The United Kingdom High Court has made a groundbreaking decision, ruling that the stablecoin Tether (USDT) is legally recognized as property under English law.

This landmark judgment, delivered on September 12, 2024, marks the first time a UK court has ruled on the legal status of cryptocurrency after a full trial.

Deputy Judge Richard Farnhill of the High Court of Justice stated in his ruling that “USDT attracts property rights under English law.”

He further clarified that Tether is “a distinct form of property not premised on an underlying legal right” and can be subject to tracing and trust claims, similar to other forms of property.

This decision came in a case brought by Fabrizio D’Aloia, a victim of fraud who sought to recover stolen cryptocurrencies, including 400,000 USDT.

The stolen funds had been transferred through various crypto exchanges after being laundered through crypto mixers.

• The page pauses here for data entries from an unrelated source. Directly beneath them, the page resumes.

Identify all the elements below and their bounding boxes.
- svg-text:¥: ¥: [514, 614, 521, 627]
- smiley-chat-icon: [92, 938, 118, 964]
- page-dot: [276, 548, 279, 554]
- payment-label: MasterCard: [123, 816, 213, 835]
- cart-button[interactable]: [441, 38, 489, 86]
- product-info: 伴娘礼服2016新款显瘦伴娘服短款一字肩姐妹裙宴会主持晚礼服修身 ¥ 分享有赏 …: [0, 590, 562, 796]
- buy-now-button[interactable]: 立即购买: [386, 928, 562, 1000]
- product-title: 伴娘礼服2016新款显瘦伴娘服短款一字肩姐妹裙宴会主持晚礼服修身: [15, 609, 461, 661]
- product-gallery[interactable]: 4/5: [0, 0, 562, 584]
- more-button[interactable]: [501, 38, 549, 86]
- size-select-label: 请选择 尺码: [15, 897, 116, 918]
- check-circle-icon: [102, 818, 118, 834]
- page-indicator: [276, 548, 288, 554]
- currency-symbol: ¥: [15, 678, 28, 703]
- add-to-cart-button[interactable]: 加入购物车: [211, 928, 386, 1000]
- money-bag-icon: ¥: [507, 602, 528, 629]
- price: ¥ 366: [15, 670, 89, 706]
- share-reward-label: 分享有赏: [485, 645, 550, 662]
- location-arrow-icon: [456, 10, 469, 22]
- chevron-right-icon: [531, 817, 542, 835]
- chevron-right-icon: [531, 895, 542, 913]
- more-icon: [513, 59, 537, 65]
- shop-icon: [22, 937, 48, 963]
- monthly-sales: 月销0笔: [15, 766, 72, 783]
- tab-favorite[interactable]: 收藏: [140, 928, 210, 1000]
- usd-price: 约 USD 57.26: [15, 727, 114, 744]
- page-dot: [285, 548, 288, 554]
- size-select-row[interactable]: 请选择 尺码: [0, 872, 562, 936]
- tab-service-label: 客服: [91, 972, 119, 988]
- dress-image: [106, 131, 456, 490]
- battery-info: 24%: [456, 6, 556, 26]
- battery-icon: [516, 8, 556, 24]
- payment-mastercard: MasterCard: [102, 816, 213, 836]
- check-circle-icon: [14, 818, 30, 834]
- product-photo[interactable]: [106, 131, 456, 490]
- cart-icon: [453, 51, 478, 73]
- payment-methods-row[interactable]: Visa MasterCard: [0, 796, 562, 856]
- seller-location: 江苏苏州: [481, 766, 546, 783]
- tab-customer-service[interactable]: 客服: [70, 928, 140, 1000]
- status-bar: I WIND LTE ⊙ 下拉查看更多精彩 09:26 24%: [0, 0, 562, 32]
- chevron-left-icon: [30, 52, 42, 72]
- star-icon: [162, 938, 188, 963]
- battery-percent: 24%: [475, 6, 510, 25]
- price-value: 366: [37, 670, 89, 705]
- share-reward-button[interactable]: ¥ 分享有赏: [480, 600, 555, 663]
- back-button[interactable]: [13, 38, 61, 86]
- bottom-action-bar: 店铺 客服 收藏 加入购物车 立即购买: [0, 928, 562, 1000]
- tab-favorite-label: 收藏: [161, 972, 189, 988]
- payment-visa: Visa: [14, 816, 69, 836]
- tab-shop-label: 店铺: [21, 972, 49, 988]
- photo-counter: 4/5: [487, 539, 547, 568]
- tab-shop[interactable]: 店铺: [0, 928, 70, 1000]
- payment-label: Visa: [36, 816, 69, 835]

While the court acknowledged the fraud, it ruled that D’Aloia failed to provide sufficient evidence linking his stolen USDT to the wallet of Thai exchange BitKub, which was named in the suit.

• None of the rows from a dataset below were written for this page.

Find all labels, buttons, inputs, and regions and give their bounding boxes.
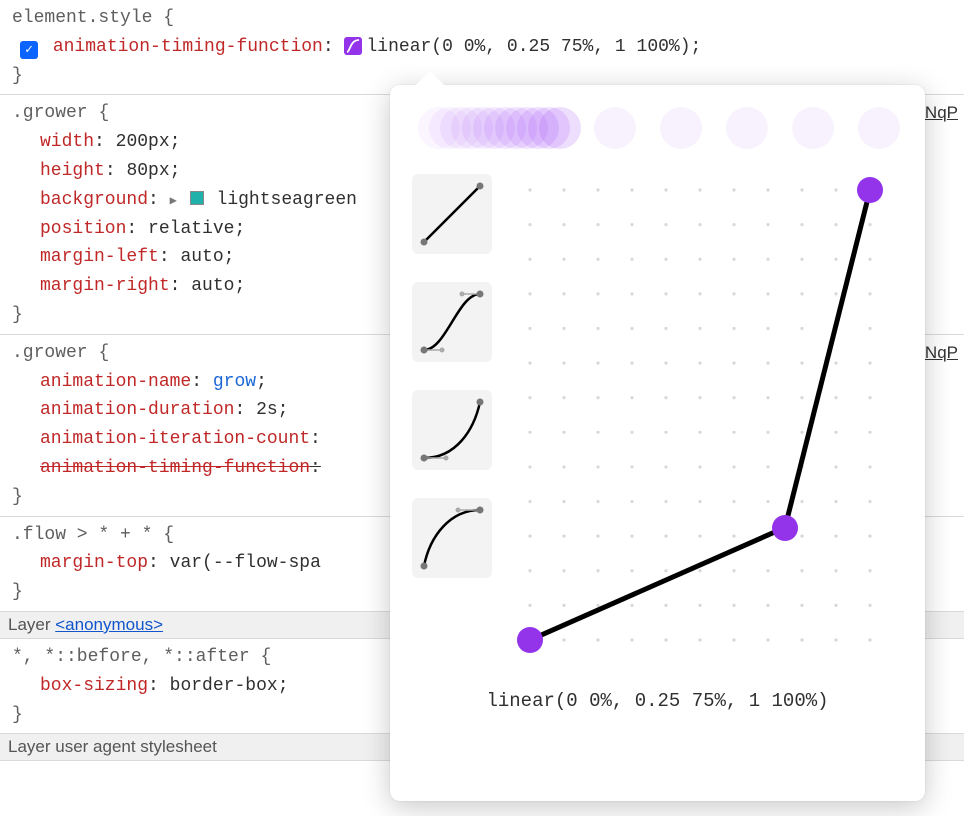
preview-ball (792, 107, 834, 149)
property-enable-checkbox[interactable]: ✓ (20, 41, 38, 59)
grid-dots (510, 170, 890, 660)
selector-text: *, *::before, *::after (12, 647, 250, 667)
preview-ball (660, 107, 702, 149)
layer-anonymous-link[interactable]: <anonymous> (55, 615, 163, 634)
preview-ball (594, 107, 636, 149)
preset-linear[interactable] (412, 174, 492, 254)
easing-editor-popover: linear(0 0%, 0.25 75%, 1 100%) (390, 85, 925, 801)
selector-text: .flow > * + * (12, 525, 152, 545)
preset-ease-in-out[interactable] (412, 282, 492, 362)
selector-text: .grower (12, 343, 88, 363)
easing-value-readout: linear(0 0%, 0.25 75%, 1 100%) (412, 690, 903, 712)
easing-control-point[interactable] (517, 627, 543, 653)
selector-text: .grower (12, 103, 88, 123)
animation-preview-track (418, 107, 903, 152)
easing-control-point[interactable] (772, 515, 798, 541)
easing-curve-editor[interactable] (510, 170, 890, 660)
declaration-animation-timing-function[interactable]: ✓ animation-timing-function: linear(0 0%… (12, 33, 958, 62)
preview-ball (539, 107, 581, 149)
property-value[interactable]: linear(0 0%, 0.25 75%, 1 100%) (366, 37, 690, 57)
preview-ball (726, 107, 768, 149)
preview-ball (858, 107, 900, 149)
expand-triangle-icon[interactable]: ▶ (170, 192, 177, 211)
preset-ease-out[interactable] (412, 498, 492, 578)
property-name[interactable]: animation-timing-function (53, 37, 323, 57)
selector-line: element.style { (12, 4, 958, 33)
color-swatch-icon[interactable] (190, 191, 204, 205)
rule-element-style: element.style { ✓ animation-timing-funct… (0, 0, 964, 95)
easing-control-point[interactable] (857, 177, 883, 203)
selector-text: element.style (12, 8, 152, 28)
easing-preset-list (412, 170, 492, 660)
source-link[interactable]: NqP (925, 99, 958, 126)
preset-ease-in[interactable] (412, 390, 492, 470)
source-link[interactable]: NqP (925, 339, 958, 366)
easing-editor-icon[interactable] (344, 37, 362, 55)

The ruling aligns with a 2019 judgment from the same court that supported the classification of cryptocurrencies as property, though that case did not go to trial.

It also corresponds with the 2023 report by the England and Wales Law Commission, which classified digital assets as property.

Interestingly, this court decision came just one day after the UK government introduced new legislation aimed at clarifying the legal status of digital assets.

The bill seeks to define non-fungible tokens (NFTs), cryptocurrencies, and carbon credits as “things” and “personal property” under the nation’s property laws.

The UK has been ramping up its regulatory efforts in the cryptocurrency space, particularly following some high-profile bankruptcies in the previous year.

The Financial Conduct Authority (FCA) oversees crypto activities in the country, focusing on anti-money laundering measures and consumer protection.

Last year, the FCA implemented new rules requiring crypto firms to register with the financial regulator and have their marketing materials approved by an FCA-authorized firm.

This ruling has significant implications for the digital asset industry. By classifying Tether as property, the court has provided a clear guideline for the treatment of other forms of digital assets, such as stablecoins, in legal disputes.

This offers broader protection for cryptocurrency investors and could potentially lead to further evolution of laws governing cryptocurrency operations and conflict resolution in the digital asset space.

The decision also impacts cryptocurrency holders, who may now have more confidence in holding assets like Tether, knowing they have legal recourse in cases of fraud or theft.

Legal experts note that this case underscores the importance of clear, well-documented evidence when making claims involving cryptocurrency transactions. It also serves as a lesson for analytic report providers to ensure evidence is clearly articulated for courts.